Halls s’était fait un trou dans la maçonnerie et estimait les possibilités de son tir, Lindberg jubilait presque de cette précaire protection. Tout ce qui semblait tourner à notre avantage excitait le pourvoyeur de Halls d’une joie étrange. Par contre, dans les ruelles de la banlieue nord, il avait chialé, pissé et chié dans son froc sous les insoutenables déflagrations de l’artillerie rouge. À trois mètres, l’ancien et moi installions tranquillement les étais indispensables au soupirail qui ne semblait pas très décidé à tenir le coup. Nos casques raclaient sans arrêt le plafond trop bas de notre retranchement. Derrière nous, Kraus et deux autres grenadiers de fortune déblayaient les pierres et les saloperies qui jonchaient le sol de la cave. Ils trouvèrent une bouteille. Elle était vide. L’un d’eux la mit de côté le long du mur avec un geste de civil qui prévoit les vendanges.

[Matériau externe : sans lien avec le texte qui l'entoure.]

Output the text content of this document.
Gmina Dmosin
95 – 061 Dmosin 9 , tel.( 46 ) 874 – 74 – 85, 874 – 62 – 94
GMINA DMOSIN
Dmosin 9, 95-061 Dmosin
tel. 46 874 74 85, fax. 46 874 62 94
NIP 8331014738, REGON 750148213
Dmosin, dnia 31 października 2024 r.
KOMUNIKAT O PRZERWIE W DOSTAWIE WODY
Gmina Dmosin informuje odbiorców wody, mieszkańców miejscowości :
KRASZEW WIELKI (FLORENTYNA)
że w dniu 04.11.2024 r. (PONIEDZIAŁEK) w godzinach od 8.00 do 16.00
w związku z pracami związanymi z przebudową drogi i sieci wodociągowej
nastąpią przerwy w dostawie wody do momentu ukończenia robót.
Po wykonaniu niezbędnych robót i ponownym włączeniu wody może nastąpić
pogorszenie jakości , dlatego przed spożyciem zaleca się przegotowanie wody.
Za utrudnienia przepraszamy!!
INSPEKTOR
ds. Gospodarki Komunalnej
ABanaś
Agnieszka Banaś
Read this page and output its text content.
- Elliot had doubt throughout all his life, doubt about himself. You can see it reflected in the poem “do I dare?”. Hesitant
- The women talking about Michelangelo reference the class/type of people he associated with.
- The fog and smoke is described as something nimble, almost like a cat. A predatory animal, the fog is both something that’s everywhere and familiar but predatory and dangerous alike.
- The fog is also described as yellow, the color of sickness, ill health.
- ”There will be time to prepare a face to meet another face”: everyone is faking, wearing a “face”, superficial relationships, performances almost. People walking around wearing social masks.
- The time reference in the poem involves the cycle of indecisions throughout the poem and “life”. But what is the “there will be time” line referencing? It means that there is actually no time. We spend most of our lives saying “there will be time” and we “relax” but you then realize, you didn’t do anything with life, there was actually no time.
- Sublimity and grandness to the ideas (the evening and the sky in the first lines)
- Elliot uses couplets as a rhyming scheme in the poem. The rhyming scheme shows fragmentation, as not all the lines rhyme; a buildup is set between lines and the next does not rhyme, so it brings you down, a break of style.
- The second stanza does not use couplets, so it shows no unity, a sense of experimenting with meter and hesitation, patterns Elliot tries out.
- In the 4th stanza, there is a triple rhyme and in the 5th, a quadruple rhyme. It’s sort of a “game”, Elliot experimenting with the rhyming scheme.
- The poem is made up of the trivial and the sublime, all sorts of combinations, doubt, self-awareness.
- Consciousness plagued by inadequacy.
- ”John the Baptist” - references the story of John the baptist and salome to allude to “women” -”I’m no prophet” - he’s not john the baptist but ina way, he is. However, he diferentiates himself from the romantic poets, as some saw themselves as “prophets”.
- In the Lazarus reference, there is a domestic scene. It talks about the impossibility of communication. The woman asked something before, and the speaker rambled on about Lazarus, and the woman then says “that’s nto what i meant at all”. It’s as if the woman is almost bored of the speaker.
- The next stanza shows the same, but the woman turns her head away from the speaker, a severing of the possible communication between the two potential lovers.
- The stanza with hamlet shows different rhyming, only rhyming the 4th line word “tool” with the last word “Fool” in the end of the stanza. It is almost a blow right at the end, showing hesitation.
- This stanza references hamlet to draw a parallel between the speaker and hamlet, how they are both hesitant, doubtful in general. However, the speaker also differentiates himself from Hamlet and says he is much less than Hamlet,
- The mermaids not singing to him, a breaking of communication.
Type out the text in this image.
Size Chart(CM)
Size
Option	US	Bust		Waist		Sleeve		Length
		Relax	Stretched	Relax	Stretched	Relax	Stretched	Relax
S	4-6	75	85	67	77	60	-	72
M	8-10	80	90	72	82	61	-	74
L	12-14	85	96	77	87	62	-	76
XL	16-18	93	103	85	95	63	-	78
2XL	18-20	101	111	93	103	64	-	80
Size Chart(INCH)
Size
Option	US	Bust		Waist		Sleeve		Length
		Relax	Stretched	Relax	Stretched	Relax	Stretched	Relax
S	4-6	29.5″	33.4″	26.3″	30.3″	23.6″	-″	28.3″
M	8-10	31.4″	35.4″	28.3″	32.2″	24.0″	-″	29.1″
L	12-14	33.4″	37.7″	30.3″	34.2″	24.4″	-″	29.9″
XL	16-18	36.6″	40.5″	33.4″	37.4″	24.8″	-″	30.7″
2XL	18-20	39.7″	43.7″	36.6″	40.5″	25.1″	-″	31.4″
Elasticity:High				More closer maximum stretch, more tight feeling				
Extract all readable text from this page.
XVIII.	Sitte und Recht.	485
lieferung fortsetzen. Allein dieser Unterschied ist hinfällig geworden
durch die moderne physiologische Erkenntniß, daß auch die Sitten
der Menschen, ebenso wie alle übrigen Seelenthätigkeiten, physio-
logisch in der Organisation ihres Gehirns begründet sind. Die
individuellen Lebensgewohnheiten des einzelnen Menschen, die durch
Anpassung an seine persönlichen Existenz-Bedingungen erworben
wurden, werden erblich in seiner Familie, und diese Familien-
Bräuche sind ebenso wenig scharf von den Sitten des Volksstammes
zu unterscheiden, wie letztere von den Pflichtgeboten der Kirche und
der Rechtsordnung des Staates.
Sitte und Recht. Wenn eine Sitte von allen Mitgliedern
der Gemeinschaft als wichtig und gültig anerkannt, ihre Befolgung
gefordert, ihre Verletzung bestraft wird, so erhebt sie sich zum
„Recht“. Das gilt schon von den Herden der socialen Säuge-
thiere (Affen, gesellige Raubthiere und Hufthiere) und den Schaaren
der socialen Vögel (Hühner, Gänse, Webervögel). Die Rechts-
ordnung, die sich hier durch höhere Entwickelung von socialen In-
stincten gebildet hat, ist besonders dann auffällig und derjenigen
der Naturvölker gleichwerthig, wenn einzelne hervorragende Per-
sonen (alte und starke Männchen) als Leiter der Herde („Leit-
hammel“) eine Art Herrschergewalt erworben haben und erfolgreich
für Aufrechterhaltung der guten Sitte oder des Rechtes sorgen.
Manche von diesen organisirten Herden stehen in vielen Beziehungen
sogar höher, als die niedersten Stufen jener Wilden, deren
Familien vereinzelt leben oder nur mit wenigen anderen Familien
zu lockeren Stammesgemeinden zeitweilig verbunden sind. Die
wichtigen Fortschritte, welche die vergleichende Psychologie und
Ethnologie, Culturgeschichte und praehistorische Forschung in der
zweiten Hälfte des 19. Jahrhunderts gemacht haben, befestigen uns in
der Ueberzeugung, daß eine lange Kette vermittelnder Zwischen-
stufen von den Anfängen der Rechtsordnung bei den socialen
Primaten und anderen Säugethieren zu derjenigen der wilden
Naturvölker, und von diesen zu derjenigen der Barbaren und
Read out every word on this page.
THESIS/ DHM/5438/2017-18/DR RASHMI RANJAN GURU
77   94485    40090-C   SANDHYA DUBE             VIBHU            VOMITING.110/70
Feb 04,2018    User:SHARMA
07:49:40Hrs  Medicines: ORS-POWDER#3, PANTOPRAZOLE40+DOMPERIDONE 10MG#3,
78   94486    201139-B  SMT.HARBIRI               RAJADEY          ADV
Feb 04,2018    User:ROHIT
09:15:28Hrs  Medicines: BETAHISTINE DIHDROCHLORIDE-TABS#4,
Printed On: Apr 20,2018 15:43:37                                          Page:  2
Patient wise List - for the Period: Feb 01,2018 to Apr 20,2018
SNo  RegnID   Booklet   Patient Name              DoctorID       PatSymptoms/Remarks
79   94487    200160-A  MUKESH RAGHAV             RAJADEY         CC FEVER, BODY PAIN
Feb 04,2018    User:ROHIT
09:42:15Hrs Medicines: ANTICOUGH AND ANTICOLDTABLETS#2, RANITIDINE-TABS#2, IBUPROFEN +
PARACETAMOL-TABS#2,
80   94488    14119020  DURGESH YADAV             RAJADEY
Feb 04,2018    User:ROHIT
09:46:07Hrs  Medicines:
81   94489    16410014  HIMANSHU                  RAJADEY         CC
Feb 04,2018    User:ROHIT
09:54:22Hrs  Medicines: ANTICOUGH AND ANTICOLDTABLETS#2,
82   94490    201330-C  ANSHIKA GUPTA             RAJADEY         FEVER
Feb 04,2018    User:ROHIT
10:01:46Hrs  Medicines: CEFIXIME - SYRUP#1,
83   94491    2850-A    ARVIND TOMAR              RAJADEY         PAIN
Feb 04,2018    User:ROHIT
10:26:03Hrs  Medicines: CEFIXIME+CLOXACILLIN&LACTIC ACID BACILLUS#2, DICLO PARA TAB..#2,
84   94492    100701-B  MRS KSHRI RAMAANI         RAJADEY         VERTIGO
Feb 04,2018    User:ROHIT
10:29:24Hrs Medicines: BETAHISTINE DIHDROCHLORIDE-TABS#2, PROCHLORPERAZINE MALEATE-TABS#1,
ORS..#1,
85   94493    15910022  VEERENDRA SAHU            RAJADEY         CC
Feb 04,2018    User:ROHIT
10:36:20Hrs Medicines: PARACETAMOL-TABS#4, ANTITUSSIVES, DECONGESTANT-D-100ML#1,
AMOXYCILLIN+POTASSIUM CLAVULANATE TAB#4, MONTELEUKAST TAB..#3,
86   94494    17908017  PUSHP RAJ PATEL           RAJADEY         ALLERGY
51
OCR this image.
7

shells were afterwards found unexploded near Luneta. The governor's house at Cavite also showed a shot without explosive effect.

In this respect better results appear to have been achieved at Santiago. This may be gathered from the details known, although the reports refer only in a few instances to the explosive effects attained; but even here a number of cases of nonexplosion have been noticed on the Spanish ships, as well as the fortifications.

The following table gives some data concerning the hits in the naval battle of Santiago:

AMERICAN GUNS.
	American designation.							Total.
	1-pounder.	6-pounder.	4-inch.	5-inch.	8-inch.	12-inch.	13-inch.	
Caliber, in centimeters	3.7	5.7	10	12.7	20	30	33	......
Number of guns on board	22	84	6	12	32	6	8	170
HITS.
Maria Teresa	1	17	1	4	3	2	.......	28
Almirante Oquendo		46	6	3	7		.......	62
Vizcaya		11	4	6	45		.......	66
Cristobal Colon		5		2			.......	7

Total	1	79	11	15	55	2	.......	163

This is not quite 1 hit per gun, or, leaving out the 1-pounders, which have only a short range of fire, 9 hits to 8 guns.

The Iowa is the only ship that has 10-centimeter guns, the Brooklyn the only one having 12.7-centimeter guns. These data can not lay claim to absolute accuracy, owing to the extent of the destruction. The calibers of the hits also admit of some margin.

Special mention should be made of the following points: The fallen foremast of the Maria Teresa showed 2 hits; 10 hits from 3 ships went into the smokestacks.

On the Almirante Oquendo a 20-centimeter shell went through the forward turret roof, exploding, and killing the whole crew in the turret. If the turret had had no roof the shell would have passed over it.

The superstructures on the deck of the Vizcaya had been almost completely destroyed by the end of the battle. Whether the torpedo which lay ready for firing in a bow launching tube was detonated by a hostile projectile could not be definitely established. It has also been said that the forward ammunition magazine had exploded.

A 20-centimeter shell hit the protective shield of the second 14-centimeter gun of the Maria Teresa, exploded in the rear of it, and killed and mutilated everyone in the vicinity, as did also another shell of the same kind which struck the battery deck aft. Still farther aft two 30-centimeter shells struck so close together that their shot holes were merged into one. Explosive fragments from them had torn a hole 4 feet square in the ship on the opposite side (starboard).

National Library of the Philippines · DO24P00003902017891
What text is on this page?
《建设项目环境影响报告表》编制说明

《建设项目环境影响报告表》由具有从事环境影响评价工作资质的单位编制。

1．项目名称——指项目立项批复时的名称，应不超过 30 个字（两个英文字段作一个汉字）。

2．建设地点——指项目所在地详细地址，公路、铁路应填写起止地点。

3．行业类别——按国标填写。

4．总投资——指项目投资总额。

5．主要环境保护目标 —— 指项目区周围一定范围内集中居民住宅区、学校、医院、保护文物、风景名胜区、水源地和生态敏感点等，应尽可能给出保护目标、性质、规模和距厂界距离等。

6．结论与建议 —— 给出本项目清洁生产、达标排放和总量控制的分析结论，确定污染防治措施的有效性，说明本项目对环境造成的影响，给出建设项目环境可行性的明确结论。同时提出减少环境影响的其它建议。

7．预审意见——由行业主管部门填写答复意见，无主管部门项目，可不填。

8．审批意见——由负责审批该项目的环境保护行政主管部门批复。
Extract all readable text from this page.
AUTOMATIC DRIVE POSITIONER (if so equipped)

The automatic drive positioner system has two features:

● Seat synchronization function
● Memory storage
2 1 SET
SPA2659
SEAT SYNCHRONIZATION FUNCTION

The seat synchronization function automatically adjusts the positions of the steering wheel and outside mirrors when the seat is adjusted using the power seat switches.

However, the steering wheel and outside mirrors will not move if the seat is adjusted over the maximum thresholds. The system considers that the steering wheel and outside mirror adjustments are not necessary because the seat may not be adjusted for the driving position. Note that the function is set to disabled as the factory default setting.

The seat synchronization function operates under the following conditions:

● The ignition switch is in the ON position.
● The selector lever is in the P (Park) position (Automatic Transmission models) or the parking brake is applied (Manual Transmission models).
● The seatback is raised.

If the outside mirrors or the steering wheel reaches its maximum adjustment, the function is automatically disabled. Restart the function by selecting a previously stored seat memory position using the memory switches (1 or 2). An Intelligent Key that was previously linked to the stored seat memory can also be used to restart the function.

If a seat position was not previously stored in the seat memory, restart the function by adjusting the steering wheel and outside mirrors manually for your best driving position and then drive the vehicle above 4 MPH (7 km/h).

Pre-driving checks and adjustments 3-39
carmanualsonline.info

Nous avions perdu, comme je l’ai dit, notre sous-off et l’ancien, qui possédait tout de même le titre d’obergefreiter, commandait le groupe. Néanmoins, nous restions sous les ordres d’un gros con de Stabsfeldwebel qui dirigeait l’ensemble des trois groupes et qui fut d’ailleurs tué le surlendemain. Ce con-là inspectait nos positions avec un air d’officier supérieur, nous obligeant à améliorer ceci ou à défaire cela, ignorant qu’il n’en avait plus que pour quarante-huit heures à faire le mariole. Et la journée se passa à attendre et à voir défiler des compagnies de fantassins en sueur. L’air retentissait toujours de coups sourds, de crépitements et de bruits de toutes sortes.

C’est justement dans ces moments que tout devient encore plus pénible. Peu à peu, nous reprenions nos esprits et nous commencions à nous rendre compte avec anxiété de tout ce qui s’était déroulé. Soudain, nous découvrions avec intérêt l’absence du sous-off, de Grumpers, du Tchèque, du gamin blessé abandonné à la Providence. Nous essayions de ne plus voir la tranchée russe que nous avions mitraillée, les chars s’enfonçant lourdement dans la masse de chair humaine encore frémissante, Deptroia, les bolcheviks abattus les uns sur les autres, le pilonnage de l’artillerie ennemie sur les ruelles bondées de « Hitlerjugend »… Trop de détails affreux, inexplicables. Brusquement quelque chose d’effarant voltigeait dans nos pensées et faisait frémir le dernier de nos cheveux. À ces évocations, tout mon corps se faisait insensible et j’étais tenté d’admettre un dédoublement de mon personnage. Je ne pouvais pas y croire, je savais que j’en étais incapable, non pas parce que je me prends pour meilleur qu’un autre mais parce que je savais qu’on ne peut pas faire tout cela lorsqu’on est un jeune homme qui a connu une vie normale comme n’importe lequel d’entre nous. Non, je ne pouvais y croire, ce n’est pas possible, ce n’est pas possible ! mais demain il faudra recommencer.

Près de l’escalier, les trois grenadiers discutaient. L’ancien, tout seul près du soupirail par où entrait à flots la lumière céleste, faisait l’inventaire de ses poches en étalant sur une pierre plate de misérables bricoles. Halls était silencieux et avait replié son grand corps sur une espèce de banquette. Lindberg et le Sudète regardaient par les ouvertures, mais leur attention semblait être ailleurs que sur le verger qu’ils fixaient.